Blackstone, JPMorgan
Blackstone Group LP increased 1.4 percent to $13. Dubai International Capital LLC sold two-thirds of its 17 percent holding in Merlin Entertainments Group Ltd. to the Kristiansen family, the founder of Lego A/S, the Financial Times reported without attribution. Blackstone has a 48-percent stake in Merlin Entertainments, the Financial Times said.
JPMorgan Chase & Co. added 0.9 percent to $39.31. The second-biggest U.S. lender agreed to buy the non-U.S. units of RBS Sempra Commodities LLP for $1.7 billion to expand its energy and metals trading units.

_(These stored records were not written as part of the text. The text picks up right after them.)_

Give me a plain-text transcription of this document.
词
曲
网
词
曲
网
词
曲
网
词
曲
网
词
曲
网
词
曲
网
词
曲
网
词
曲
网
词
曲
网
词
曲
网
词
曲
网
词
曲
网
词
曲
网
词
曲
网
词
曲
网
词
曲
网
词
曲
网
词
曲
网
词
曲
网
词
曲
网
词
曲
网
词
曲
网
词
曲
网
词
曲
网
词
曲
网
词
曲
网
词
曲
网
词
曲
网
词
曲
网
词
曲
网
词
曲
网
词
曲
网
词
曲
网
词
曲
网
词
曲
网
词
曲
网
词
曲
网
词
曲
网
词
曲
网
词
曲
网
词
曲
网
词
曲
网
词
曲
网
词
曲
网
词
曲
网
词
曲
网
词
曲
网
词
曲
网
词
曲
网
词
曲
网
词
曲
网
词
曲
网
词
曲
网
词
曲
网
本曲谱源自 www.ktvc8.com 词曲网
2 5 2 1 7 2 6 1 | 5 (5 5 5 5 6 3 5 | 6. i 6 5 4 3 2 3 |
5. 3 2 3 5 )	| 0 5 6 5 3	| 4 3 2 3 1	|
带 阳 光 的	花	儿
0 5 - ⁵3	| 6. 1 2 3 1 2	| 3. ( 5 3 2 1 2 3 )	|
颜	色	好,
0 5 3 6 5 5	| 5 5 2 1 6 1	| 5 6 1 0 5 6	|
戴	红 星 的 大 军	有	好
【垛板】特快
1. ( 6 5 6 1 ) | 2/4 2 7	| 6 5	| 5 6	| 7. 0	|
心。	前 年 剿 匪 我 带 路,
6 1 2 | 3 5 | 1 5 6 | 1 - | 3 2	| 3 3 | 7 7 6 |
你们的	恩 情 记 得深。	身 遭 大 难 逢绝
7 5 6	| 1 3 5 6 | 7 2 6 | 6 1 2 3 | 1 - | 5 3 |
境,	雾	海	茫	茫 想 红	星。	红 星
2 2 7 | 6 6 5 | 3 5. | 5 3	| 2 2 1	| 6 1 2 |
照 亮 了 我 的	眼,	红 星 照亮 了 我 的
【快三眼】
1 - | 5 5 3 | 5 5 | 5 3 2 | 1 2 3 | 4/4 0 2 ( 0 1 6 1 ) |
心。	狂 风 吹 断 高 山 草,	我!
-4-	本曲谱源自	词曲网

Citigroup gained 1.6 percent to $3.23 and Goldman Sachs Group Inc. rose 0.6 percent to $154.90. Barclays soared 12 percent to $18.38 in New York trading after saying 2009 profit more than doubled. Net income rose to 9.39 billion pounds ($14.8 billion) from 4.38 billion pounds a year earlier. That beat the 8.78 billion-pound estimate of 14 analysts surveyed by Bloomberg.
Merck & Co., the maker of the Gardasil vaccine, posted fourth-quarter adjusted profit of 79 cents a share. That was more than the 78 cents average of analysts surveyed by Bloomberg. The shares rose 2.1 percent to $37.69.
Oracle Corp. may rise to $32 during the next 12 months as the purchase of Sun Microsystems Inc. boosts its revenue and earnings, Barron’s reported, citing Brendan Barnicle, an analyst at Pacific Crest Securities in Portland, Oregon. The shares gained 1.3 percent to $23.72.
Raising Forecasts
U.S. executives are boosting earnings estimates at the fastest rate in at least eight years just as optimism fades among analysts, a signal that preceded gains for the S&P 500 in the past.
Companies from Kellogg Co. to McKesson Corp. pushed the number of U.S. companies raising forecasts to 10 percent this quarter, while 4.1 percent lowered them. The gap is the widest on record, according to data from Bespoke Investment Group LLC.
At the same time, analysts have cut first-quarter profit projections by 0.2 percent on average in the past month, data compiled by Bloomberg show. The last time companies were raising forecasts at a comparable rate while analysts reined them in was the start of 2004, when the S&P 500 gained 9 percent.